Por Juan Francisco Klimaitis

La humanidad suele dar al mundo, en muy especiales ocasiones, personajes que promueven la excelencia de esa virtud que es la felicidad por la existencia. Son seres a los que el destino tocó con el mágico, acaso misterioso encanto de predicar con su ejemplo de trabajo, palabra segura y tenacidad a lo largo de los años, sin sucumbir ante los embates que la propia vida les impuso en su marcha. Argentinos de noble raza que han sabido aportar a su patria, valores inclaudicables para nuevas juventudes y generaciones por venir, al dejar una herencia imperecedera de honor, franqueza y sobre todo, paradigma ante la inevitable y siempre existente mística urbana de toda corrupción.

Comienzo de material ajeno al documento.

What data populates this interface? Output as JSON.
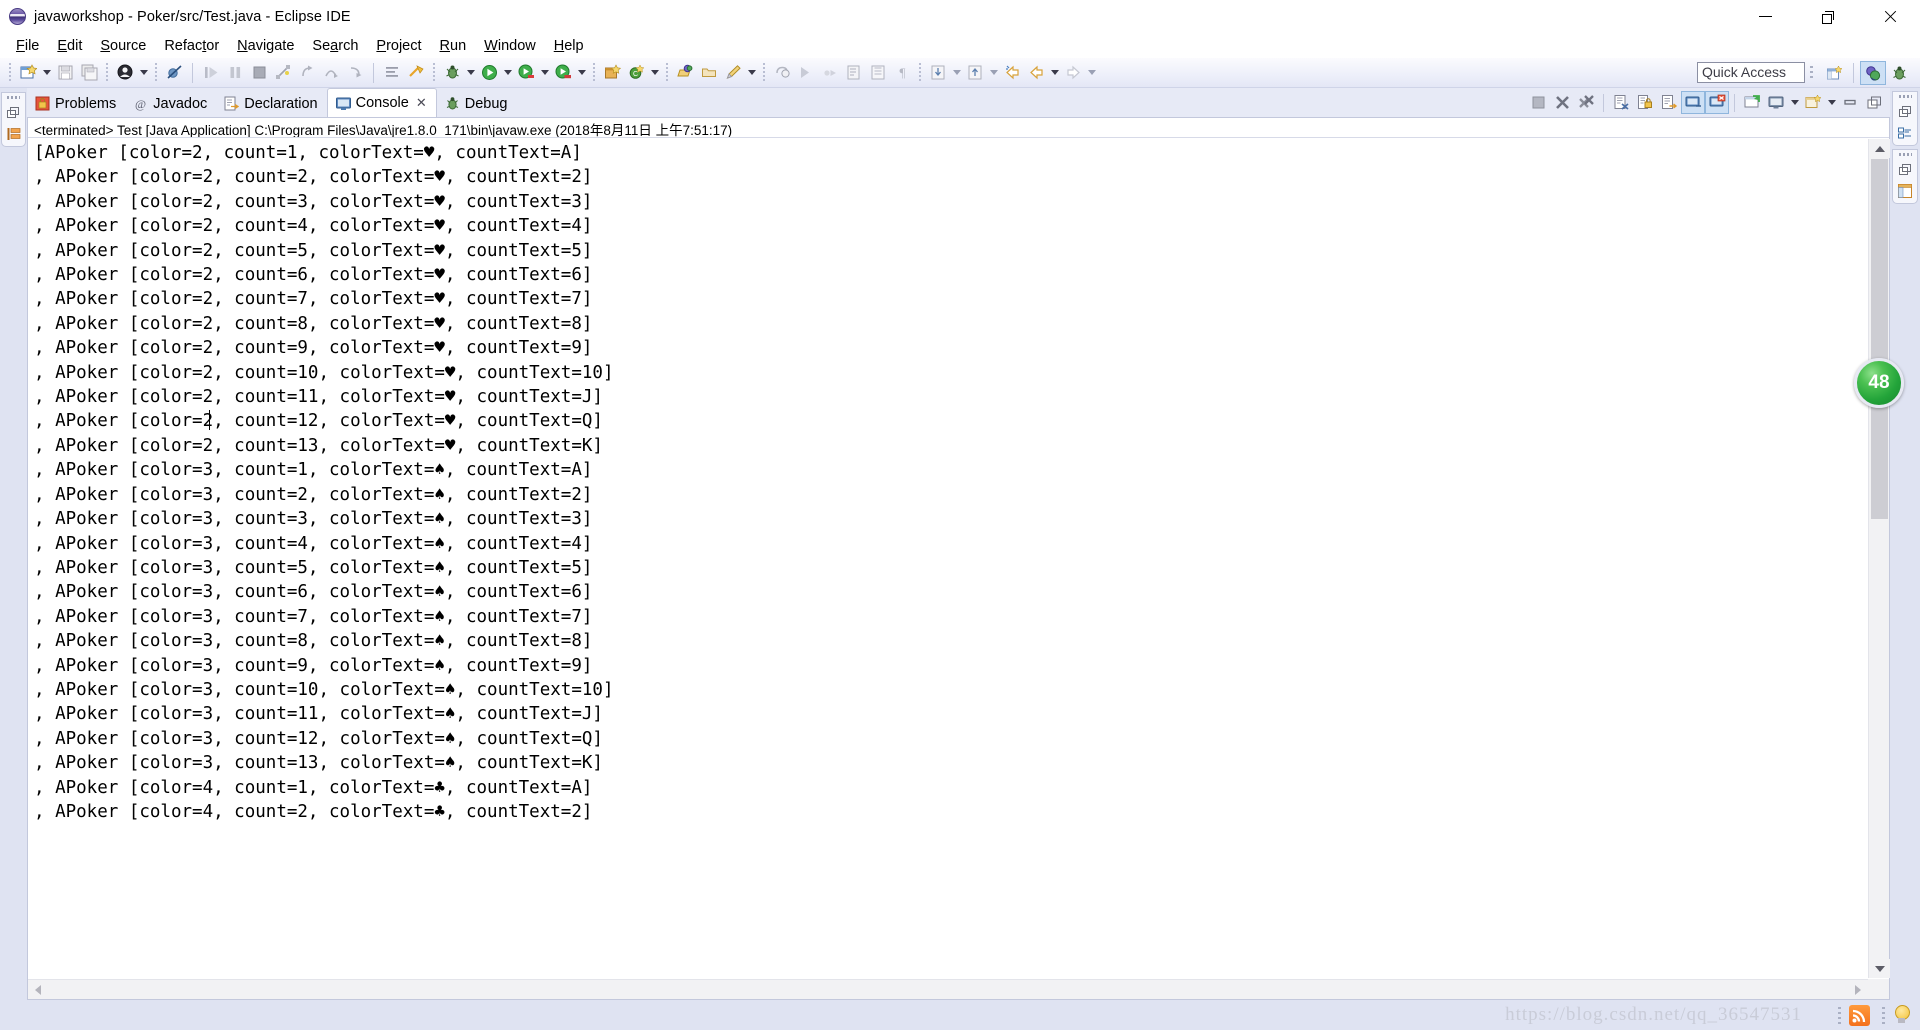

Arquetipo moral procedente de una familia de responsabilidad social y excelsa argentinidad, le cupo cierto día, quizás ineludible destino, el azar o un evento derivado de causales meramente religiosas, descender de un tren con destino a Salta, para efectuar un forzoso transbordo, en un menudo poblado de Formosa de nombre Estanislao del Campo, con la finalidad tan solo de “estirar las piernas” tras largas horas de marcha. Ni bien ocurrido ello, un grupo de personas se apersonó a la estación preguntando a gritos “si algún pasajero se animaba a asistir a una parturienta en estado de gravedad”. A sabiendas que el tren demoraría dos o tres horas en partir, “tomé mi maletín y subí a un sulky. Por caminos por más vueltas que itinerario de ñandú” llegó a destino. “El parto fue difícil. La parturienta estaba en verdad grave. A mano saqué esa criatura, una nena”. Tal el comienzo de la historia del doctor en medicina ESTEBAN LAUREANO MARADONA. Corrían los finales del año 1935. Tras el nacimiento, atendió a la parturienta quien tenía eclampsia y sufría violentas convulsiones. El médico la trató con medicinas que portaba y detuvo la hemorragia. Madre e hija fueron puestas a salvo.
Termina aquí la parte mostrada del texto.